Another case in point is reported by Dubois[12]:

The patient is a young woman twenty years old who has acquired the habit of beating her right elbow against her chest fifteen or twenty times a minute, until it happens to impinge with rather greater violence on a whalebone in her corset; this is accompanied by a slight guttural cry. It would appear the sole satisfaction in her tic is in the attainment of this object, since it is succeeded by temporary cessation of the movements. Their constant repetition has caused an insignificant erosion of the skin over a limited area on the elbow, and it is only when this particular spot is touched that the ejaculation is uttered and the tic arrested. If the elbow be at rest, the head is inclined from left to right several times a minute.

Evidently, then, in the subjects of tic the impulse to seek a sensation is of very common occurrence, as is also the impulse to repeat to excess a functional act. It is precisely this exaggerated and inopportune multiplication of movement that is pathological.

The mother of one of Noir's patients was always tempted to repeat any simple purposive movement that she had made a moment before, even though the reason for the act no longer existed.

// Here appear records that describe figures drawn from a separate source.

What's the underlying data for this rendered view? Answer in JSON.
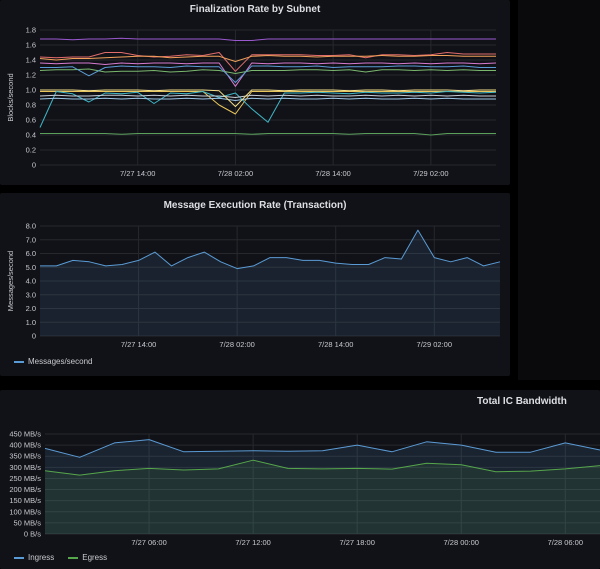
{
  "panels": {
    "finalization": {
      "title": "Finalization Rate by Subnet"
    },
    "messages": {
      "title": "Message Execution Rate (Transaction)"
    },
    "bandwidth": {
      "title": "Total IC Bandwidth"
    }
  },
  "chart_data": [
    {
      "type": "line",
      "title": "Finalization Rate by Subnet",
      "ylabel": "Blocks/second",
      "xlabel": "",
      "ylim": [
        0,
        1.8
      ],
      "yticks": [
        0,
        0.2,
        0.4,
        0.6,
        0.8,
        1.0,
        1.2,
        1.4,
        1.6,
        1.8
      ],
      "ytick_labels": [
        "0",
        "0.2",
        "0.4",
        "0.6",
        "0.8",
        "1.0",
        "1.2",
        "1.4",
        "1.6",
        "1.8"
      ],
      "xtick_labels": [
        "7/27 14:00",
        "7/28 02:00",
        "7/28 14:00",
        "7/29 02:00"
      ],
      "xtick_positions": [
        6,
        12,
        18,
        24
      ],
      "x_count": 29,
      "grid": true,
      "legend": "none",
      "colors": [
        "#9b59d0",
        "#d77bd0",
        "#e06c6c",
        "#f2a05a",
        "#e8c55c",
        "#7ab86e",
        "#5b9bd5",
        "#3fb6c6",
        "#c8cdd6",
        "#a0c7e8",
        "#f5e08a",
        "#5a9f5a"
      ],
      "series": [
        {
          "values": [
            1.68,
            1.68,
            1.67,
            1.68,
            1.68,
            1.69,
            1.68,
            1.68,
            1.68,
            1.68,
            1.68,
            1.68,
            1.66,
            1.66,
            1.68,
            1.68,
            1.68,
            1.68,
            1.68,
            1.68,
            1.68,
            1.68,
            1.68,
            1.68,
            1.68,
            1.68,
            1.68,
            1.68,
            1.68
          ]
        },
        {
          "values": [
            1.36,
            1.35,
            1.36,
            1.36,
            1.34,
            1.36,
            1.35,
            1.36,
            1.36,
            1.35,
            1.36,
            1.36,
            1.05,
            1.36,
            1.35,
            1.36,
            1.36,
            1.35,
            1.36,
            1.35,
            1.36,
            1.36,
            1.35,
            1.36,
            1.35,
            1.36,
            1.36,
            1.35,
            1.36
          ]
        },
        {
          "values": [
            1.44,
            1.43,
            1.44,
            1.44,
            1.5,
            1.5,
            1.46,
            1.44,
            1.45,
            1.47,
            1.46,
            1.5,
            1.25,
            1.47,
            1.47,
            1.47,
            1.47,
            1.46,
            1.46,
            1.47,
            1.43,
            1.47,
            1.47,
            1.46,
            1.47,
            1.5,
            1.48,
            1.48,
            1.48
          ]
        },
        {
          "values": [
            1.42,
            1.4,
            1.42,
            1.42,
            1.43,
            1.44,
            1.45,
            1.45,
            1.43,
            1.44,
            1.45,
            1.45,
            1.38,
            1.45,
            1.46,
            1.45,
            1.45,
            1.44,
            1.45,
            1.45,
            1.45,
            1.46,
            1.45,
            1.45,
            1.46,
            1.46,
            1.45,
            1.45,
            1.45
          ]
        },
        {
          "values": [
            0.98,
            0.98,
            0.98,
            0.98,
            0.98,
            0.98,
            0.98,
            0.98,
            0.98,
            0.98,
            0.98,
            0.8,
            0.68,
            0.98,
            0.98,
            0.98,
            0.98,
            0.98,
            0.98,
            0.98,
            0.98,
            0.98,
            0.98,
            0.98,
            0.98,
            0.98,
            0.98,
            0.98,
            0.98
          ]
        },
        {
          "values": [
            1.26,
            1.27,
            1.27,
            1.28,
            1.24,
            1.25,
            1.25,
            1.26,
            1.24,
            1.25,
            1.27,
            1.26,
            1.22,
            1.26,
            1.26,
            1.26,
            1.27,
            1.27,
            1.26,
            1.27,
            1.24,
            1.27,
            1.27,
            1.26,
            1.27,
            1.26,
            1.27,
            1.26,
            1.26
          ]
        },
        {
          "values": [
            1.3,
            1.3,
            1.31,
            1.19,
            1.3,
            1.32,
            1.31,
            1.31,
            1.3,
            1.32,
            1.31,
            1.31,
            1.1,
            1.32,
            1.32,
            1.31,
            1.31,
            1.32,
            1.3,
            1.31,
            1.31,
            1.31,
            1.32,
            1.32,
            1.31,
            1.31,
            1.32,
            1.3,
            1.3
          ]
        },
        {
          "values": [
            0.5,
            0.98,
            0.95,
            0.84,
            0.96,
            0.95,
            0.97,
            0.82,
            0.96,
            0.95,
            0.98,
            0.9,
            0.96,
            0.75,
            0.57,
            0.96,
            0.96,
            0.97,
            0.96,
            0.95,
            0.97,
            0.96,
            0.96,
            0.97,
            0.96,
            0.98,
            0.97,
            0.96,
            0.97
          ]
        },
        {
          "values": [
            0.92,
            0.93,
            0.92,
            0.92,
            0.93,
            0.93,
            0.92,
            0.93,
            0.92,
            0.93,
            0.92,
            0.92,
            0.9,
            0.93,
            0.92,
            0.93,
            0.92,
            0.93,
            0.92,
            0.92,
            0.93,
            0.92,
            0.93,
            0.92,
            0.93,
            0.92,
            0.93,
            0.92,
            0.92
          ]
        },
        {
          "values": [
            0.88,
            0.89,
            0.88,
            0.88,
            0.89,
            0.88,
            0.89,
            0.88,
            0.88,
            0.89,
            0.88,
            0.89,
            0.86,
            0.89,
            0.88,
            0.89,
            0.88,
            0.88,
            0.89,
            0.88,
            0.89,
            0.88,
            0.88,
            0.89,
            0.88,
            0.89,
            0.88,
            0.88,
            0.88
          ]
        },
        {
          "values": [
            1.0,
            1.0,
            1.0,
            0.99,
            1.0,
            1.0,
            1.0,
            0.99,
            1.0,
            1.0,
            1.0,
            0.99,
            0.78,
            1.0,
            1.0,
            0.99,
            1.0,
            1.0,
            1.0,
            0.99,
            1.0,
            1.0,
            0.99,
            1.0,
            1.0,
            1.0,
            0.99,
            1.0,
            1.0
          ]
        },
        {
          "values": [
            0.42,
            0.42,
            0.42,
            0.42,
            0.42,
            0.41,
            0.42,
            0.42,
            0.42,
            0.42,
            0.42,
            0.42,
            0.42,
            0.41,
            0.42,
            0.42,
            0.42,
            0.42,
            0.42,
            0.41,
            0.42,
            0.42,
            0.42,
            0.42,
            0.4,
            0.42,
            0.42,
            0.42,
            0.42
          ]
        }
      ]
    },
    {
      "type": "area",
      "title": "Message Execution Rate (Transaction)",
      "ylabel": "Messages/second",
      "xlabel": "",
      "ylim": [
        0,
        8.0
      ],
      "yticks": [
        0,
        1,
        2,
        3,
        4,
        5,
        6,
        7,
        8
      ],
      "ytick_labels": [
        "0",
        "1.0",
        "2.0",
        "3.0",
        "4.0",
        "5.0",
        "6.0",
        "7.0",
        "8.0"
      ],
      "xtick_labels": [
        "7/27 14:00",
        "7/28 02:00",
        "7/28 14:00",
        "7/29 02:00"
      ],
      "xtick_positions": [
        6,
        12,
        18,
        24
      ],
      "x_count": 29,
      "grid": true,
      "legend": "bottom-left",
      "colors": [
        "#5b9bd5"
      ],
      "series": [
        {
          "name": "Messages/second",
          "values": [
            5.1,
            5.1,
            5.5,
            5.4,
            5.1,
            5.2,
            5.5,
            6.1,
            5.1,
            5.7,
            6.1,
            5.4,
            4.9,
            5.1,
            5.7,
            5.7,
            5.5,
            5.5,
            5.3,
            5.2,
            5.2,
            5.7,
            5.6,
            7.7,
            5.7,
            5.4,
            5.7,
            5.1,
            5.4
          ]
        }
      ]
    },
    {
      "type": "area",
      "title": "Total IC Bandwidth",
      "xlabel": "",
      "ylabel": "",
      "ylim": [
        0,
        450
      ],
      "yticks": [
        0,
        50,
        100,
        150,
        200,
        250,
        300,
        350,
        400,
        450
      ],
      "ytick_labels": [
        "0 B/s",
        "50 MB/s",
        "100 MB/s",
        "150 MB/s",
        "200 MB/s",
        "250 MB/s",
        "300 MB/s",
        "350 MB/s",
        "400 MB/s",
        "450 MB/s"
      ],
      "xtick_labels": [
        "7/27 06:00",
        "7/27 12:00",
        "7/27 18:00",
        "7/28 00:00",
        "7/28 06:00"
      ],
      "xtick_positions": [
        3,
        6,
        9,
        12,
        15
      ],
      "x_count": 17,
      "grid": true,
      "legend": "bottom-left",
      "colors": [
        "#5b9bd5",
        "#56a64b"
      ],
      "series": [
        {
          "name": "Ingress",
          "values": [
            385,
            345,
            410,
            425,
            370,
            372,
            375,
            372,
            375,
            400,
            370,
            415,
            400,
            368,
            368,
            410,
            378
          ]
        },
        {
          "name": "Egress",
          "values": [
            285,
            265,
            285,
            295,
            288,
            293,
            332,
            295,
            293,
            295,
            292,
            318,
            312,
            280,
            283,
            293,
            308
          ]
        }
      ]
    }
  ]
}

The imperiousness of these impulses, and the peculiar relief attendant on submission to them, accentuate the closeness of the resemblance between tic and obsession, to which reference will be made later; but it is necessary at this early stage to indicate the bearing of these psychical phenomena on the pathogeny and diagnosis of tic.

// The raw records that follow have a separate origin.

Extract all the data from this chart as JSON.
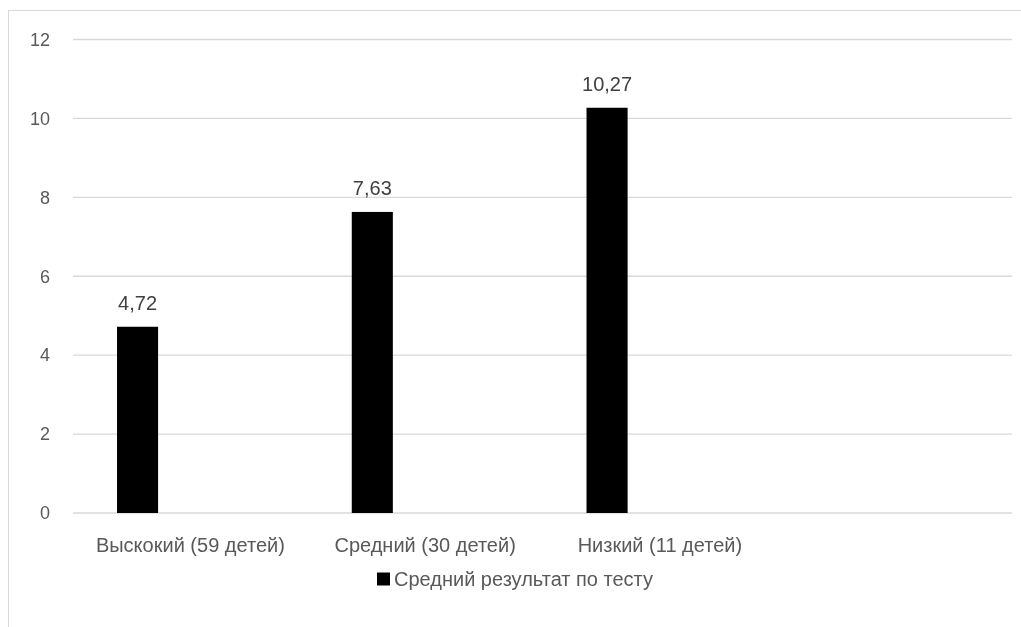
{
  "chart_data": {
    "type": "bar",
    "categories": [
      "Выскокий (59 детей)",
      "Средний (30 детей)",
      "Низкий (11 детей)",
      null
    ],
    "series": [
      {
        "name": "Средний результат по тесту",
        "color": "#000000",
        "values": [
          4.72,
          7.63,
          10.27,
          null
        ],
        "value_labels": [
          "4,72",
          "7,63",
          "10,27",
          null
        ]
      }
    ],
    "ylim": [
      0,
      12
    ],
    "yticks": [
      0,
      2,
      4,
      6,
      8,
      10,
      12
    ],
    "grid": "y",
    "legend": "bottom"
  }
}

Many of the conditions with which we are dealing are characterised in addition by an emotional element. Dupré[13] believes an emotional shook is the exciting cause of tic, as it sometimes is of obsessions.

Apropos of this view, we may quote again from the history of the young patient J.:

During his holidays he improved sufficiently to enable him to resume his classes, but another attack of influenza in the beginning of 1900 was the occasion of a relapse. He began to complain of overpowering fatigue; became depressed and morbidly anxious about his future; had attacks of hysterical sobbing; suffered great mental anguish, accompanied by flushing and profuse perspiration; in short, he fell into a veritable state of mal obsédant.

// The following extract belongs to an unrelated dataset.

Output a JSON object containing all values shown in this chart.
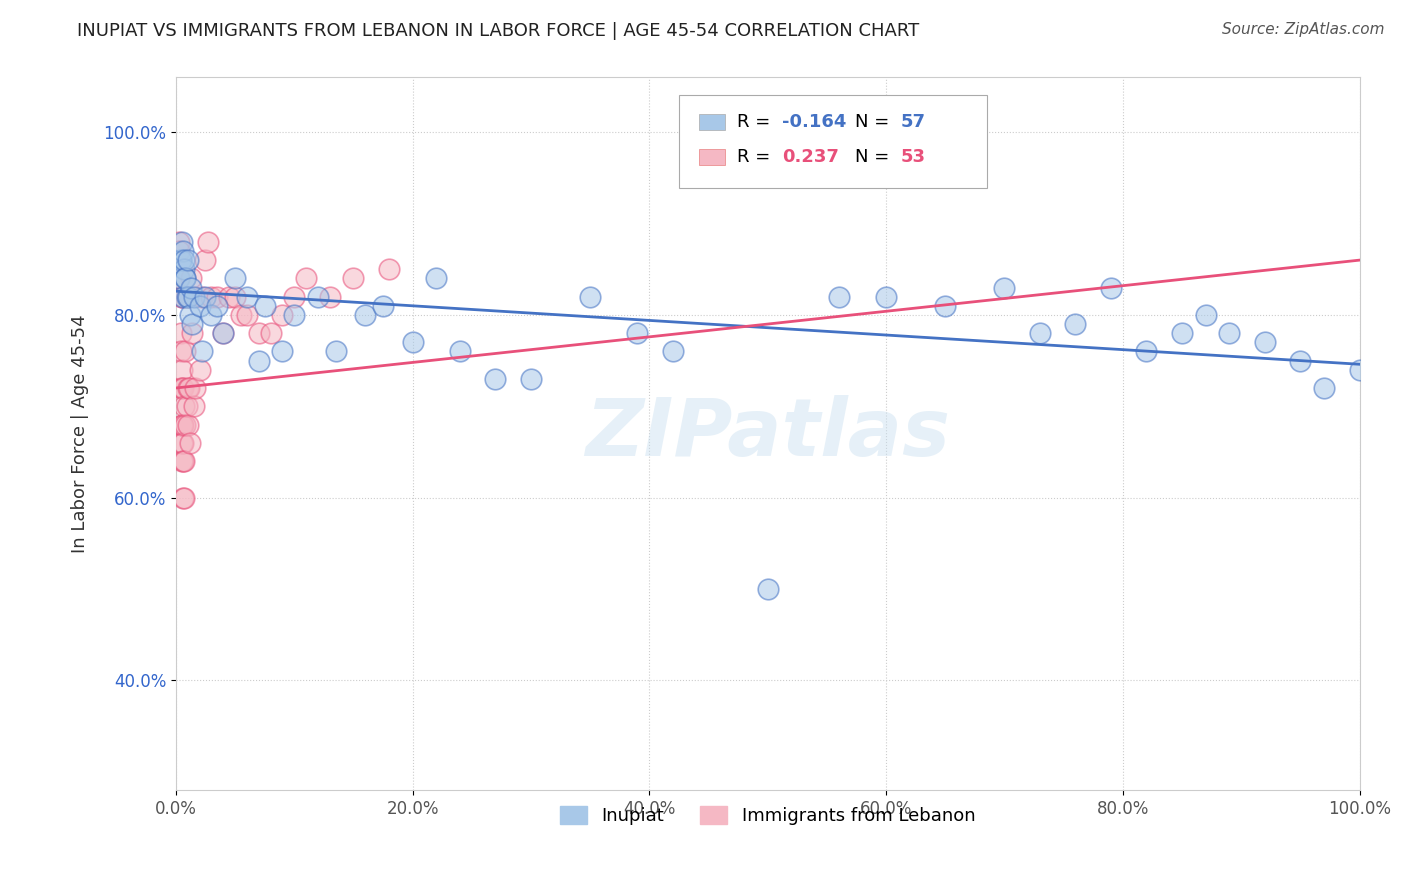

At the same time, the slightest pain or annoyance was a pretext for his tics to exhibit themselves with redoubled vigour. Even the mere idea of his tics, the fear of them, incited him further in the same direction. He seems then to have set himself to invent new movements, and forgetting forthwith that he himself was their creator, became alarmed at them as sure signs of the aggravation of his disease.

Analogous details will be found in all cases which have been studied as well from the mental as from the physical side. For our part, we consider a tic cannot be a tic unless it be associated with a certain degree of mental instability and imperfection, indubitable evidence of which is furnished by a psychical abnormality of constant occurrence in this malady—viz. anomalies of volition.